Immediate Warning Signs and Serious Conditions
While many causes are minor, recognizing symptoms that indicate a serious medical condition or acute emergency is important. Certain accompanying symptoms require immediate medical attention, such as visiting an emergency department.
Immediate warning signs include symptoms of significant blood loss or shock, such as dizziness, fainting, rapid heartbeat, and extreme fatigue. Seek emergency care if you notice a large amount of blood or blood clots, if the bleeding is severe and persistent, or if you experience severe, unexplained abdominal pain, fever, or vomiting blood (hematemesis) along with blood in the stool.
A variety of serious conditions necessitate prompt diagnosis and treatment. Diverticular disease involves small pouches (diverticula) that form in the colon wall and can cause significant, acute bleeding. Inflammatory Bowel Disease (IBD), including Crohn’s disease and ulcerative colitis, causes chronic inflammation and ulcers, leading to bloody diarrhea, abdominal cramps, and unexplained weight loss.
Bleeding can also originate from the upper GI tract, such as from peptic ulcers in the stomach or duodenum, often presenting as black, tarry melena. Colorectal cancer is a serious, though less common, cause of bleeding, particularly in older adults. Tumors can bleed slowly, causing occult (hidden) blood not visible to the naked eye, or they can cause visible bright red or dark blood depending on location.
Diagnostic Procedures and Medical Next Steps
Once you seek medical care, the healthcare provider will begin a process to pinpoint the source of the bleeding. The initial consultation focuses on a detailed medical history, including questions about the blood’s color, frequency, and consistency, as well as any associated symptoms like pain or weight loss.
A physical examination, often including a digital rectal exam, helps the doctor check for obvious, low-lying sources of bleeding such as hemorrhoids or fissures. Initial laboratory tests may include a complete blood count to check for anemia (a sign of chronic blood loss) and a stool test for occult blood.

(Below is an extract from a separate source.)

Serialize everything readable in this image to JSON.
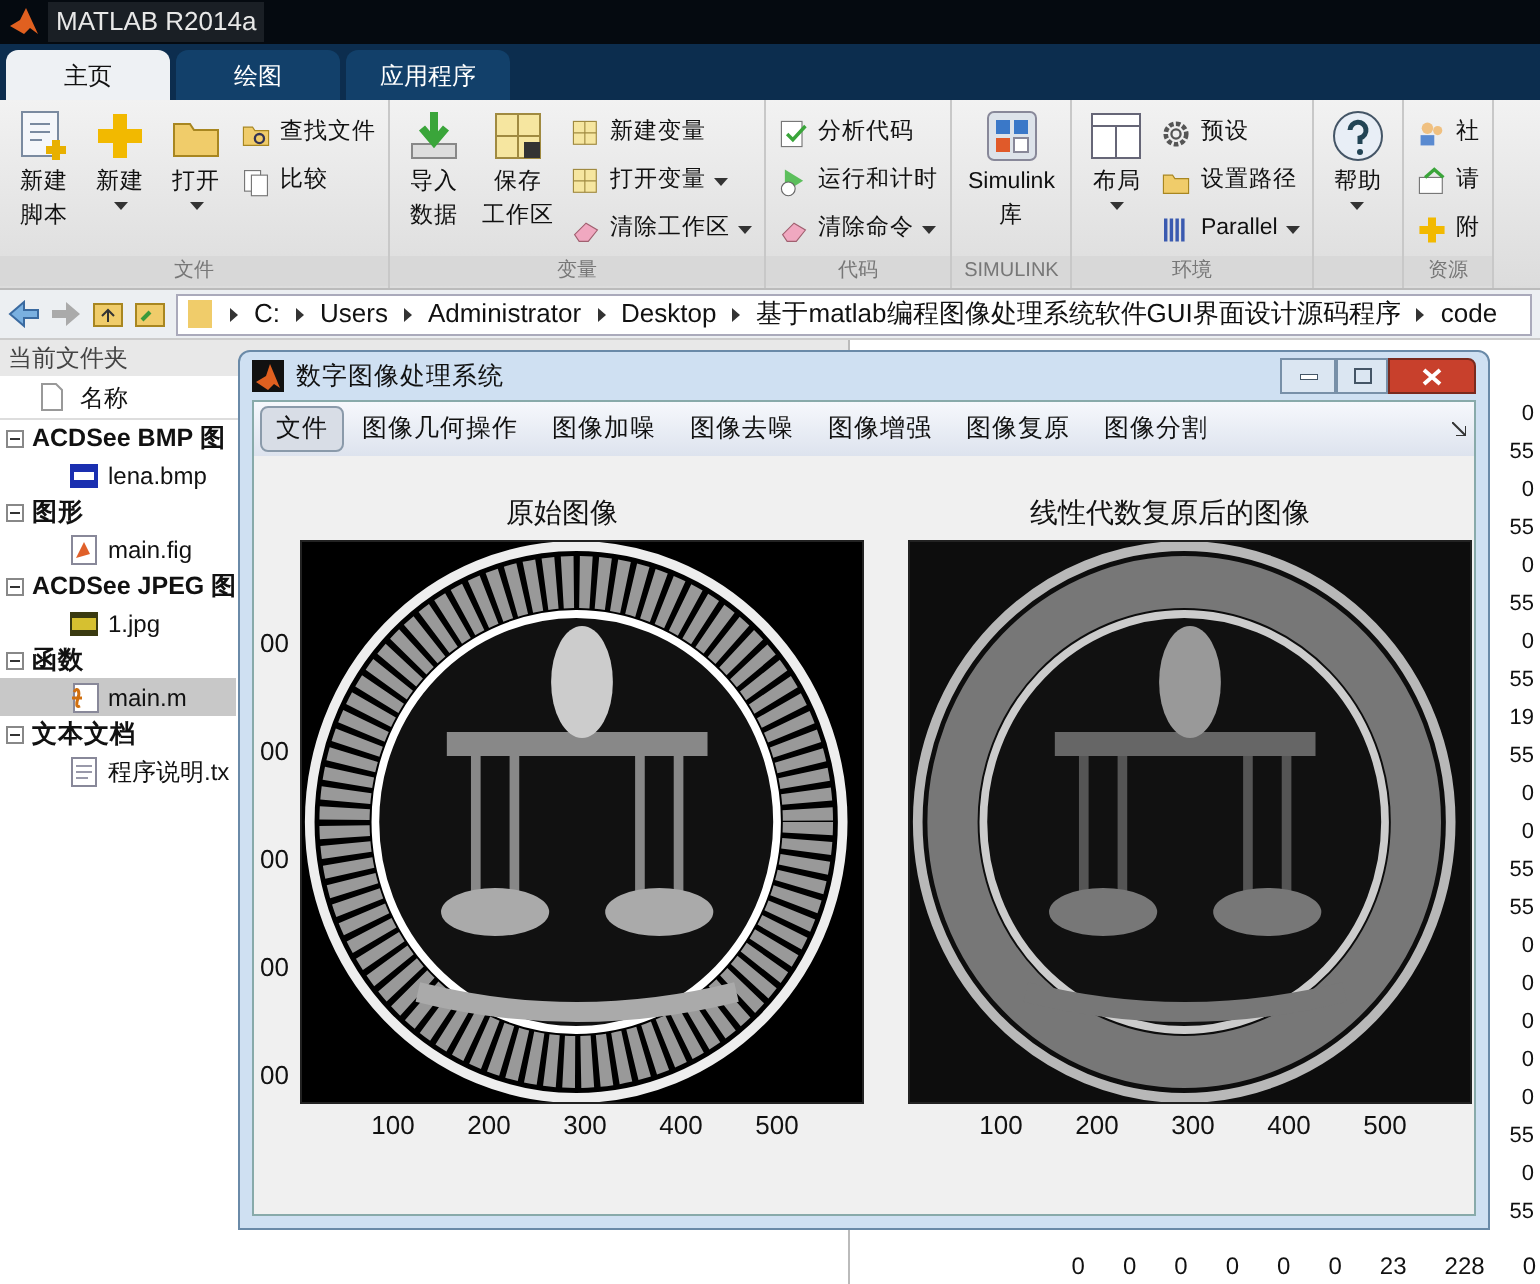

To visualize the GI tract, a doctor may recommend an endoscopy, which involves inserting a long, flexible tube with a camera. An upper endoscopy examines the esophagus, stomach, and duodenum, while a colonoscopy views the entire large intestine and rectum. These procedures allow the doctor to locate the exact site of bleeding, take tissue samples (biopsies), and sometimes treat the bleeding directly.
If the bleeding source is not found in the upper or lower GI tract, specialized procedures like capsule endoscopy may be used to examine the small intestine. The specific treatment plan depends entirely on the diagnosis, ranging from simple dietary adjustments for minor causes to medication for IBD or surgical intervention for more complex conditions.